Он пожелал мне хорошего успеха, и я вышел от него. Лишь идя по дороге от Затонского, я искренне сам себе признался, что я переборщил, сказав, что мы способны создавать. Как организация мы, анархисты, ни на что серьезное и в широком масштабе в это время способны не были. Это убедительно говорил мне каждый шаг моих дерзких попыток увидеть, что наша анархическая организация сделала по городам за этот период революции. Я ничего не заметил, потому что ничего не было. Все разрозненные попытки многих анархических групп заложить прочный фундамент нового свободного строя на совершенно новых началах, без государства и его инициативы, потерпели полное поражение только потому, что они были единичными и неповсеместными попытками. Порознь они легко и с надеждой, что не повторятся, властью разрушались. Противостоять этому гнусному делу революционной власти они не могли своими разрозненными силами. А единой и мощной организации, которая знала бы, чего она хочет и как действовать среди тех безыменных крестьян и рабочих-революционеров, которыми выносится вся тяжесть событий, мы, анархисты, не имели и пока что не имеем. Впрочем, человеку-политикану я сказал, что мы способны создавать, думал я дальше: было бы лучше и правильнее, если бы я сказал ему, что его власть мешает нам создать что-либо большое и серьезное. И это соображение меня успокаивало.
Глава XX
В ДОРОГЕ НА УКРАИНУ
Итак, распрощавшись с товарищами-москвичами, я в сопровождении Аршинова отправился 29 июня 1918 года на Курский вокзал в Москве. Здесь, в ожидании поезда на Курск, Аршинов еще раз напомнил мне, чтобы я, если благополучно доберусь до места, не забывал страждущей материально анархической Москвы. Конечно, он имел в виду в данном случае анархическую Москву в лице Союза идейной пропаганды анархизма, и только это меня удерживало, чтобы не разразиться по адресу анархической наезжей Москвы руганью за ее бессодержательное, пустое болтание вдали от живой, плодотворной работы среди крестьян. Я сдержанно и с чувством сознания анархической обязанности помогать всем, чем могу, движению ответил ему, что помогать буду, если буду жив…

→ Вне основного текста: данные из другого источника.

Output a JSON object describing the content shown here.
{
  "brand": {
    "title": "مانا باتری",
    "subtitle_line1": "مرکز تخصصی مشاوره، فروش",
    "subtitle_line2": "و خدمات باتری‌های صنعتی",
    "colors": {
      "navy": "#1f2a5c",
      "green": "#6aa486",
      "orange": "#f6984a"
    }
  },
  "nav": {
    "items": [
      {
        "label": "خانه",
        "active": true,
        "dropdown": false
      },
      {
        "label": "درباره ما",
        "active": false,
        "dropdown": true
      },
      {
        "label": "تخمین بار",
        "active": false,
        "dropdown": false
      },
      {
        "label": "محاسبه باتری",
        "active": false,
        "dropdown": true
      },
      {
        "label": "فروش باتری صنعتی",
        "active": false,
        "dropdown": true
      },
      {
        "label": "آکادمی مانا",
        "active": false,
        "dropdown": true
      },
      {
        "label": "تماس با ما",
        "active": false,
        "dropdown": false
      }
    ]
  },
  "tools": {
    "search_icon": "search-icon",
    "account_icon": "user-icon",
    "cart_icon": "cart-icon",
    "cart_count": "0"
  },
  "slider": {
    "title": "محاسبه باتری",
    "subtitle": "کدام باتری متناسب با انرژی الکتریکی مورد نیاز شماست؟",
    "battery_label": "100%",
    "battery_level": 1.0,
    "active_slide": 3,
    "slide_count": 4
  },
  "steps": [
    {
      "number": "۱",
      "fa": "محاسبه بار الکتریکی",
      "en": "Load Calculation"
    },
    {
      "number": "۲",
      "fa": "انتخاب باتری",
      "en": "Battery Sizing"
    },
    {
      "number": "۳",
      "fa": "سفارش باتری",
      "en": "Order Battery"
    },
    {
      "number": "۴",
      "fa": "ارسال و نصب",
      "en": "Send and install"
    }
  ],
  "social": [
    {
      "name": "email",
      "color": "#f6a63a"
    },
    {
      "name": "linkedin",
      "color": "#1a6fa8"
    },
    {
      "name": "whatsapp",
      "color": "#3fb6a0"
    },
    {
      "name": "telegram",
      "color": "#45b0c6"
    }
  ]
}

А когда поезд подошел, Аршинов помог мне влезть в вагон и мы, распрощавшись, расстались, мне казалось, навсегда; ибо я и по своему темпераменту, и по своему сознанию считал долгом быть в этот грозный для революции момент среди масс, в самой их гуще. Я сознавал ответственность за возможное поражение революции хоть и в разной степени, но за всеми революционерами, и мне казался противным слет анархистов в Москву и бессодержательное пустое шатанье по ней. Передо мной во всей своей ясности стояли простые и хотя злобные, но правдивые слова П. Бурцева о том, что большинство, если не все приезжие наши товарищи в Москву, путаются в ней почти без дела или если и берутся за какое-либо дело, то только от стыда перед своим противником и часто для того лишь, чтобы не пухнуть с голода.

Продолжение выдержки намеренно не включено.